I've created an in-order OpenCL queue. My pipeline enqueues multiple kernels into the queue.

    queue = clCreateCommandQueue(cl.context, cl.device, 0, &cl.error);

    for(i=0 ;i < num_kernels; i++){
        clEnqueueNDRangeKernel(queue, kernels[i], dims, NULL, global_work_group_size, local_work_group_size, 0, NULL, &event);
    }

The output of kernels[0] is intput to kernels[1]. Output of kernels[1] is input to kernels[2] and so on.

Since my command queue is an in-order queue, my assumption is kernels[1] will start only after kernels[0] is completed.

  1. Is my assumption valid?
  2. Should I use clWaitForEvents to make sure the previous kernel is completed before enqueuing the next kernel?
  3. Is there any way I can stack multiple kernels into the queue & just pass the input to kernels[0] & directly get the output from the last kernel? (without having to enqueue every kernel one by one)
1

1 Answers

1
votes

Your assumption is valid. You do not need to wait for events in an in-order queue. Take a look at the OpenCL doc:

https://www.khronos.org/registry/OpenCL/sdk/1.2/docs/man/xhtml/clCreateCommandQueue.html

If the CL_QUEUE_OUT_OF_ORDER_EXEC_MODE_ENABLE property of a command-queue is not set, the commands enqueued to a command-queue execute in order. For example, if an application calls clEnqueueNDRangeKernel to execute kernel A followed by a clEnqueueNDRangeKernel to execute kernel B, the application can assume that kernel A finishes first and then kernel B is executed. If the memory objects output by kernel A are inputs to kernel B then kernel B will see the correct data in memory objects produced by execution of kernel A. If the CL_QUEUE_OUT_OF_ORDER_EXEC_MODE_ENABLE property of a commandqueue is set, then there is no guarantee that kernel A will finish before kernel B starts execution.

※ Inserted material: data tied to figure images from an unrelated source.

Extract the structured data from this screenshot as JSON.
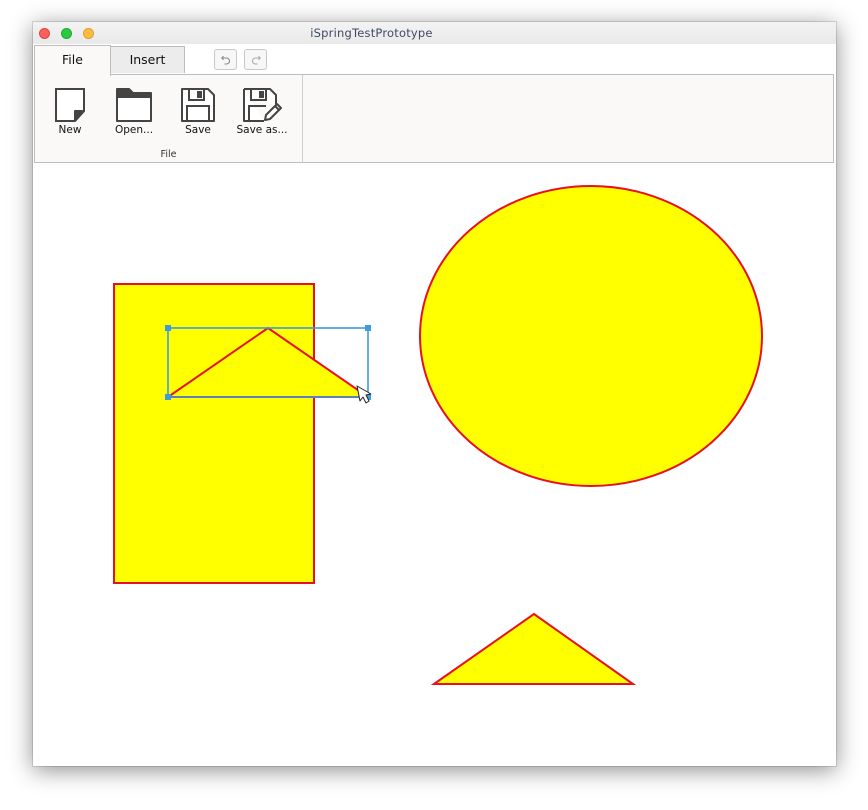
{
  "window": {
    "title": "iSpringTestPrototype"
  },
  "tabs": [
    {
      "label": "File",
      "active": true
    },
    {
      "label": "Insert",
      "active": false
    }
  ],
  "quick_access": {
    "undo_icon": "undo-icon",
    "redo_icon": "redo-icon"
  },
  "ribbon": {
    "group_label": "File",
    "buttons": [
      {
        "label": "New",
        "icon": "new-document-icon"
      },
      {
        "label": "Open...",
        "icon": "folder-icon"
      },
      {
        "label": "Save",
        "icon": "floppy-disk-icon"
      },
      {
        "label": "Save as...",
        "icon": "save-as-icon"
      }
    ]
  },
  "canvas": {
    "shape_fill": "#ffff00",
    "shape_stroke": "#e8101e",
    "selection_color": "#3d9be0",
    "shapes": [
      {
        "type": "rectangle",
        "selected": false
      },
      {
        "type": "ellipse",
        "selected": false
      },
      {
        "type": "triangle",
        "selected": true
      },
      {
        "type": "triangle",
        "selected": false
      }
    ]
  }
}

As to the other question: yes, you'll need to enqueue every kernel that you want to run explicitly. Consider it a good thing, as there is no magic happening.

Of course you can always write your own helpers in C/C++ (or whatever host language you are using) that simplify this, and potentially hide the cumbersome kernel calls. Or use some GPGPU abstraction library to do the same.